マツダはミニバンから撤退すると一部で報道されていますが、本当だとするとこうしたポップアップルーフ車を出すならSUVしかないでしょう。

市場検討中の「CX-5ポップ・アップ・ルーフ・コンセプト」は、「走って、曲がって、泊まれるSUV」というコンセプトを掲げています。その狙いは、マツダが誇るCX-5の高い機動力と普段使いのしやすさに「車中泊」という価値をプラスするもの。

市販は初代CX-5の中古車ベースを想定しているそうで、「中古車ベースでも大丈夫?(抵抗はないかという意味)」という質問も受けました。この点は中古の物件状況(個体差)によると思いますし、どういったアフターサービス体制になるかにもよりそうです。
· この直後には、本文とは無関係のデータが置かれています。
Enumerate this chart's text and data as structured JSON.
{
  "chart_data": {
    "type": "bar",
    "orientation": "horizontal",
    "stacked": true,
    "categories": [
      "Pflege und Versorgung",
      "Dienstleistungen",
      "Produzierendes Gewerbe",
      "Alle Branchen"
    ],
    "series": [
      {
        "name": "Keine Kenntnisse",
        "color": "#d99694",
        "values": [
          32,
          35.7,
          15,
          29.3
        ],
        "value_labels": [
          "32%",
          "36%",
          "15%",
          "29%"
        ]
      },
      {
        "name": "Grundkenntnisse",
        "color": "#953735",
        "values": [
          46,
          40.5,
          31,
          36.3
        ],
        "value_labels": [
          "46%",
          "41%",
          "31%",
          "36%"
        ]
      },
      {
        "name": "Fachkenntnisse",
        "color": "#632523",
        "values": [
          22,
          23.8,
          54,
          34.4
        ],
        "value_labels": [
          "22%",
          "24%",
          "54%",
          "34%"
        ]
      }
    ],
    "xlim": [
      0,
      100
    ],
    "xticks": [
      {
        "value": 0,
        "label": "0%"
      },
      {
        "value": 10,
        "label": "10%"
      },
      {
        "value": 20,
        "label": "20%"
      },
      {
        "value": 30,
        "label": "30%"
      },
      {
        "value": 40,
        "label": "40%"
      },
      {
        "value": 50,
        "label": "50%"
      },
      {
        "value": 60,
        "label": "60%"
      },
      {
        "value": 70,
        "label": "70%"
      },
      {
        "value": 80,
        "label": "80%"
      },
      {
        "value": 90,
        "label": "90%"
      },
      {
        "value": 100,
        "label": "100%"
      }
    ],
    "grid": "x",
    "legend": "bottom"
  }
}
一般論としてですが、まだCX-5であればデビュー年月から考えても問題なさそう。

 

コンセプトモデルの全高は、ポップアップルーフの格納時で1790mmとして1800mm以下に抑制。なお、ポップアップルーフ部の全長は1800mmとなっています。就寝はポップアップルーフ内に大人1人、子ども1人程度まで、室内のベッド展開時に大人1人、子ども1人くらいまでを想定。小さな子どもが2人いるファミリーでも対応できるということでしょう。

いまや乗用車派生型で車中泊に特化したポップアップルーフ車が数多く登場し、「キャンピングカー」(※8ナンバーの構造要件を満たさない種類)の1ジャンルとして定着していますから、あとは価格次第で一定のニーズがありそうです。